The threat that radiation from wireless devices could be a public health risk only mounts with today's report from the NTP.
An unforeseen effect of the exposure to high levels of radiation was a change in the weight of newborn rats when pregnant rats were exposed. Many studies have found no connection between the type of radiation and cancer, but the International Agency for Research on Cancer designates radiofrequency radiation as a possible carcinogen. EHT is a scientific think tank focused on preventable environmental health risks and will be publishing a series of expert reactions to the NTP technical reports this week.
While the Federal Communication Commission limits how much radiofrequency radiation can come out of your cellphone, the Food and Drug Administration can have a say about whether those limits are safe.
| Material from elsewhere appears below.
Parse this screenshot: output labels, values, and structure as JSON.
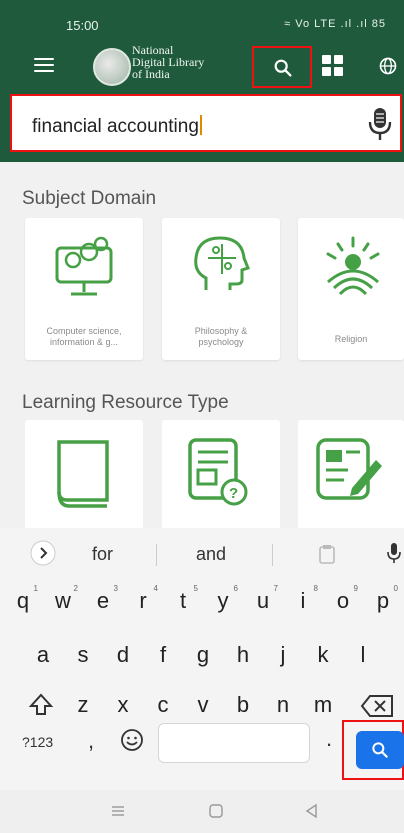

Researchers at the National Toxicology Program found that there was "some evidence of carcinogenic activity" from cellphone radiation in male rats. In real life, humans are exposed to cellphone radiation at a rate that is "very, very, very much lower than what we studied". While the United States has transitioned to 4G, 4G-LTE and 5G networks in recent years, the 2G and 3G frequencies are still used in voice calls and texting. Most groups were exposed to nine hours of radio waves per day for two years. Therefore, the results may not be applied directly to humans, according to John Bucher, a senior scientist at the National Toxicology Program.
Though Dr Bucher says the levels of microwave radiation the animals were exposed to were much higher than we encounter from our cell phones, humans are, of course, considerably larger than rats.
And even with these unusually high levels of exposure, the links to cancer were still "mostly equivocal, or ambiguous", according to the FDA's statement.
The voluminous but sometimes puzzling results also aren't likely to prompt USA agencies or other bodies to immediately change how they regulate the ubiquitous devices or view their health risks. The difference could simply be the result of chance, STAT News reports. And just because researchers discover an association in rodents does not mean they translate to humans.
The reports, along with earlier research show that current limits for mobile phone radiation, "remain acceptable for protecting the public health", Jeffrey Shuren, director of the FDA's Center for Devices and Radiological Health, said in an emailed statement.